Subsistensi pertanian hanya bisa dilakukan pada pertanian organik. Pertanian organik di sini bukan berdefinisi pada tingkat higenisitasnya melainkan sistem harmonisasi yang menjadi spiritnya. Harmonis dalam kehidupan sosial ekonomi, dan siklus perputaran energi yang terjadi di alam (Rachman Sutanto; 2002). Pertanian organik menawarkan sistem yang berbeda dengan industri pertanian yang selama ini menyelimuti sektor pertanian—namun harus berhati-hati karena pertanian organik sendiri telah mengarah pada komersialisasi dan bukan pada spirit dasarnya yaitu kebersaman dan kemerataan bagi semua makhluk dan bukan keserakahan terhadap akumulasi kapital. Subsistensi dipilih sebagai tawaran solusi terhadap “kebuntuan” masalah pertanian di Indonesia yang sebagain besar merupakan pertanian berskala kecil.

Maksud dari subsisten yang ditawarkan di sini adalah mengubah paradigma yang sudah menjangkiti dunia pertanian yaitu paradigma pasar. Angka statistik manapun telah dengan nyata menunjukan bahwa pertanian Indonesia tidak bisa bersaing dengan produk-produk pertanian negara-negara maju dan juga negara-negara tetangga. Ini disebabkan oleh modal yang minim, teknologi yang rendah, rendahnya proteksi negara, skill yang minim, lahan yang sempit, jumlah tenaga kerja yang besar, dan serentetan masalah-masalah yang tidak akan habis disebut—dan ini merupakan karakter pertanian berskala kecil di Indonesia. Semua hal tersebut akan menjadi masalah jika kita menganalisis pertanian Indonesia dengan paradigma pasar, bahwa produk-produk pertanian Indonesia harus bisa merebut pasar dunia dan pada saat itulah baru bisa dikatakan pertanian kita telah maju. Tapi dengan kenyataan pahit dan serentetan masalah tersebut bukankah kita tidak akan pernah dapat bersaing dalam pasar global dan malah semakin terpuruk? Oleh karena itu, kenapa masih menggunakan paradigma pasar untuk berpikir tentang pertanian Indonesia jika kita jelas-jelas telah dirugikan.

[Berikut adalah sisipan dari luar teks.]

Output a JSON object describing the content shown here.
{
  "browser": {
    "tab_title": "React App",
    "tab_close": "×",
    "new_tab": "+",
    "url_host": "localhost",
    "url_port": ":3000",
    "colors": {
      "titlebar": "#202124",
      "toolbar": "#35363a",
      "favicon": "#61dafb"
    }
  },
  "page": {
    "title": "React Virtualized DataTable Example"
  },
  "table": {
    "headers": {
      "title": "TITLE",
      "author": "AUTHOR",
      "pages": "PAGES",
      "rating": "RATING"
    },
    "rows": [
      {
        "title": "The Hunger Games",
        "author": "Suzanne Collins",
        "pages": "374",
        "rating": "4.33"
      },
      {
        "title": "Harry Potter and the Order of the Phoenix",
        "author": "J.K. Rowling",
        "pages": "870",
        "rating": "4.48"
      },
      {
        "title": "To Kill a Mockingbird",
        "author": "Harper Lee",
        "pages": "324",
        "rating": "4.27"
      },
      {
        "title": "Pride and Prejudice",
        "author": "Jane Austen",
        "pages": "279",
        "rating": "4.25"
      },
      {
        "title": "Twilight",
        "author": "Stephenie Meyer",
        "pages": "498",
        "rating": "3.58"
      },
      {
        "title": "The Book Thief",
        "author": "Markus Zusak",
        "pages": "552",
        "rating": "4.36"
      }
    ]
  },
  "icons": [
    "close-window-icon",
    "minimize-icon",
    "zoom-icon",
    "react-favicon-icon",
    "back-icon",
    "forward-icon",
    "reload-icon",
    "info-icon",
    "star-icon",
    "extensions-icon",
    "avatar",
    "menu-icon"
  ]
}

Bukankah hakekat awal pertanian adalah untuk mencukupi kebutuhan pangan keluarga atau sekelompok masyarakat? Artinya pengutamaan terhadap pemenuhan kebutuhan pangan keluarga dengan kualitas yang terbaik merupakan hal yang paling penting. Namun kenyataan yang ada sekarang bahwa pertanian dipaksa untuk memacu produktivitasnya setinggi-tingginya dengan jumlah panen yang besar kemudian dijual ke pasar dengan asumsi mendapat untung dan dapat menghidupi keluarga petani yang melakukan usaha peningkatan produktivitas tersebut. Akan tetapi, pada kenyataannya pernahkah petani, khususnya petani kecil, yang melakukan pola ini mendapat untung seperti yang dibayangkan? Dan akibat sampingan dari pola ini pemenuhan kebutuhan pangan untuk keluarga sendiri menjadi tersingkirkan dan tergantikan oleh pengejaran untung semata.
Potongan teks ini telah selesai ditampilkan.